The
two instance management techniques
provided by COM+ are not mutually exclusive. JITA and object pooling
can be combined in a very powerful way. Using both object pooling and
JITA on the same component is useful in situations when object
initialization is both generic (not client specific) and expensive.
Thus, using just JITA would not make sense; when you have no control
over the length of time, the object’s client keeps its
reference to the object, so you would realize marginal gain from
object pooling. When you configure your object to use both, instead
of creating and releasing the object on each method call, COM+ grabs
an object from the pool and returns the object to the pool after the
method completes its execution. The JITA aspects are still maintained
because the object instance will be torn away from its client. The
pool will also be used on every method call, not just on
CoCreate
and Release
calls from
the client. Implementing IObjectControl
is
optional, but I strongly recommend it.
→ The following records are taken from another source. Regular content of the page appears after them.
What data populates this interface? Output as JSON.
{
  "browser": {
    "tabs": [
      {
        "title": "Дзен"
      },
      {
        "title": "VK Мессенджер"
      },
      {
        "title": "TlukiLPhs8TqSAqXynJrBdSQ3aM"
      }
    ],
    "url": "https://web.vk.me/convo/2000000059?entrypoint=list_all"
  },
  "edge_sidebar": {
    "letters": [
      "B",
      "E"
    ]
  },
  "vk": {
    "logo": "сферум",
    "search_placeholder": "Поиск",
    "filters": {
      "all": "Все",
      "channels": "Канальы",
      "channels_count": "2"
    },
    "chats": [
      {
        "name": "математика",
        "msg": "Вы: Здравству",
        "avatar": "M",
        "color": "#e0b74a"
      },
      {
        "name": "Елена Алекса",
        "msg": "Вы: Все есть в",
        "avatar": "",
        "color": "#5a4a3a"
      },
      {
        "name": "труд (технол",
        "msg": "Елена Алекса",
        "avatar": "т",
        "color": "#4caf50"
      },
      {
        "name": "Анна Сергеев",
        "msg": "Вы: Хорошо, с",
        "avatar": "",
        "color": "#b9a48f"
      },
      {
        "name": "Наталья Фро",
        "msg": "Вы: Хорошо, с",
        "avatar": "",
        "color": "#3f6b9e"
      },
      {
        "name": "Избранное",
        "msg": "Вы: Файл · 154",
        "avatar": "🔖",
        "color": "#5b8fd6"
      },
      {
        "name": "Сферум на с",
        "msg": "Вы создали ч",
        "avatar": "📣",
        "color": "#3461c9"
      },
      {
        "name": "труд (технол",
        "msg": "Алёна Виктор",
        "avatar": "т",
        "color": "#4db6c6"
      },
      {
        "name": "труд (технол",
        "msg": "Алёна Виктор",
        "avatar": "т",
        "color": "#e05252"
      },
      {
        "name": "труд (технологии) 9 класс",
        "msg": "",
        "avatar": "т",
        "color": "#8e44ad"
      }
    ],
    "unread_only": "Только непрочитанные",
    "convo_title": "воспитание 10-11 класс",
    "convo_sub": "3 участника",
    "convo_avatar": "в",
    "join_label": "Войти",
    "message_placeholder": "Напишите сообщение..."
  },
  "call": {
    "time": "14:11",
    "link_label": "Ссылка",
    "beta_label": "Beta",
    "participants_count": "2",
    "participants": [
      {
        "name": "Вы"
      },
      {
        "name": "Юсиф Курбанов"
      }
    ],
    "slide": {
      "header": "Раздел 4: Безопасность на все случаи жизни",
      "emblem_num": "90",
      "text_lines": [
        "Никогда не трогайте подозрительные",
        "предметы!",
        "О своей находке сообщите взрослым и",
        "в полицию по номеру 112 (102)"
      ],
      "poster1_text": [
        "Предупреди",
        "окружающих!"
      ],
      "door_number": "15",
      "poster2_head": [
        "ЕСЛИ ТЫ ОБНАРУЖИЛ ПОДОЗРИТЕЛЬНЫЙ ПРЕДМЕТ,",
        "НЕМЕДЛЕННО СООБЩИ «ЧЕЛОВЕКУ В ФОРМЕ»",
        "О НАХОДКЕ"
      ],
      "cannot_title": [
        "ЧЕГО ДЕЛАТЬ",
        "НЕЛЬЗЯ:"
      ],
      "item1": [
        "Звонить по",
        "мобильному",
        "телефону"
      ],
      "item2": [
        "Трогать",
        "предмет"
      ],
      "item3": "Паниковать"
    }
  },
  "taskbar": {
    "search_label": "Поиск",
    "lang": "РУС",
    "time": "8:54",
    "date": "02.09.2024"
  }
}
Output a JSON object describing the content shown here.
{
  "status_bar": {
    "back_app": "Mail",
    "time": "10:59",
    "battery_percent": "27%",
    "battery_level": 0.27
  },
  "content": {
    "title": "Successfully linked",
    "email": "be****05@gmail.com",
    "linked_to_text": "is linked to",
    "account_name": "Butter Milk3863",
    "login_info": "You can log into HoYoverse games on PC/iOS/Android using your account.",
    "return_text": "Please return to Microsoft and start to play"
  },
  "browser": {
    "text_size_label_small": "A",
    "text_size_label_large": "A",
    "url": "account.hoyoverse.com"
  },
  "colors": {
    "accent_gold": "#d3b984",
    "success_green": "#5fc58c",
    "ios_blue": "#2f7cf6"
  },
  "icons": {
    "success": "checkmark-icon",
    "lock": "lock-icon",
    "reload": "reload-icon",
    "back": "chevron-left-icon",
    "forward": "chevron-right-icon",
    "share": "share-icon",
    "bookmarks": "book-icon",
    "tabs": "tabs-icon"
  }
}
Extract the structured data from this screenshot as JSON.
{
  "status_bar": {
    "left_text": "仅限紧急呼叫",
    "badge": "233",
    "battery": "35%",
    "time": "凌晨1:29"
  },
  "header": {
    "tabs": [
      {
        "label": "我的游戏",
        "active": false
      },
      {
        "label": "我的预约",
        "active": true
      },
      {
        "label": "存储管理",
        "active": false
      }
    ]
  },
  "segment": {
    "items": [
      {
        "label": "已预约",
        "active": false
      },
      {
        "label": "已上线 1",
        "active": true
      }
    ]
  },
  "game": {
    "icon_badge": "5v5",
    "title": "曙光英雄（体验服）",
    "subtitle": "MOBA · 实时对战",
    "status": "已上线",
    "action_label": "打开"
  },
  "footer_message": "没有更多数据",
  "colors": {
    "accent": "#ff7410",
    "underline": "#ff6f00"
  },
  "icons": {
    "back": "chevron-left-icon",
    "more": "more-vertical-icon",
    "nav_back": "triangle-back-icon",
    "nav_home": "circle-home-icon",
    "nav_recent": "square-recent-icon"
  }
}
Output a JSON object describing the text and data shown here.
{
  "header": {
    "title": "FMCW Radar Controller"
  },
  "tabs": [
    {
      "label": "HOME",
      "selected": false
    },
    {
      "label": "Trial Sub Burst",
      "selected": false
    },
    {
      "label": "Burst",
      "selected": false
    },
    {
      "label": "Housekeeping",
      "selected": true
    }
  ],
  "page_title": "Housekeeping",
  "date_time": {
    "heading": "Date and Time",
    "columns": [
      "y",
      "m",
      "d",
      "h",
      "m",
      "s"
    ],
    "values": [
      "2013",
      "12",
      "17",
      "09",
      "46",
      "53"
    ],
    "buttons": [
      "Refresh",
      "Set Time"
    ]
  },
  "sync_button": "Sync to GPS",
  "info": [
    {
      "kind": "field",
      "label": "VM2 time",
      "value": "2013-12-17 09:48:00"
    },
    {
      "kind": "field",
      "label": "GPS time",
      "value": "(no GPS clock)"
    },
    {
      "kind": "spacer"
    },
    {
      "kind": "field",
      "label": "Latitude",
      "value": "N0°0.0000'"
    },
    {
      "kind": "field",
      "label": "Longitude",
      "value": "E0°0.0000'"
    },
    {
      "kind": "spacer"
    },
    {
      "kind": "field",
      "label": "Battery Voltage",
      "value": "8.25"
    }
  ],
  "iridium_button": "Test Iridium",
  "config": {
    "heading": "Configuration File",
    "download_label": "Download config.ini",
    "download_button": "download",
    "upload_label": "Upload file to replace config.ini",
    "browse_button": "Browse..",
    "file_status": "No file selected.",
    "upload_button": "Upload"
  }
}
As always, a call to
IObjectControl::Activate( )
marks entry to a
context, and a call to IObjectControl::Deactivate( )
marks an exit. COM+ calls
IObjectControl::CanBePooled( )
after every
Deactivate( )
, letting the object decide whether
it wants to be recycled or destroyed. This life cycle is shown in
Figure 3-9. When you configure your component to
support both JITA and object pooling, COM+ deactivates the object
every time the done bit is set and returns it to the pool instead of
releasing it. New method calls are served by recycled objects from
the pool, not with new instances.
Objects now can maintain state between calls because they are not destroyed, but rather returned to the pool. The truth is, when you use JITA and object pooling together, your object still cannot maintain a client-specific state between invocations; Once the object is back in the pool, it could very well be retrieved to serve a different client than the previous one. A JITA object can maintain just the generic part of the state and benefit from going through that initialization only once.
When a pooled object is configured to use JITA, the semantics of the maximum pool size value actually sets the total number of objects that COM+ is forced to create to serve active client calls, not the total number of connections to clients. The number of connections (the number of clients holding references to proxies) may be a much larger number because many clients may not be engaged in calling a method on objects.
Configuring a COM+ component to be a singleton is an interesting example of what you can do when combining JITA with object pooling. A singleton is a component with only one instance. All clients share the same singleton—the clients are often not even aware that there is just one instance of the class.[2] For example, suppose you have a configured component used to control a single resource, such as a hardware device or a communication port. To make sure that all clients get the same object, you can configure your component to use JITA and object pooling, with minimum and maximum pool sizes set to one. Having a pool size of exactly one ensures that at any given moment, exactly one object (a singleton) is associated with a resource. Using JITA ensures that once the object has finished servicing one client, it can serve another, even if the current client has not released its reference to it. The singleton is also the only case of a JITA object that can maintain full state between method calls, since you can be certain that the same object is called to serve all clients. However, before you start using a singleton, make sure that its disadvantages (a single point of failure, a performance hot spot, a bottleneck, and an inability to scale to large number or clients) are not relevant in your design and that it is a valid modeling of an entity in your application domain.
[2] See Design Patterns—Elements of Reusable Object-Oriented Software, by Gamma, et al. (Addison Wesley, 1995), p. 127.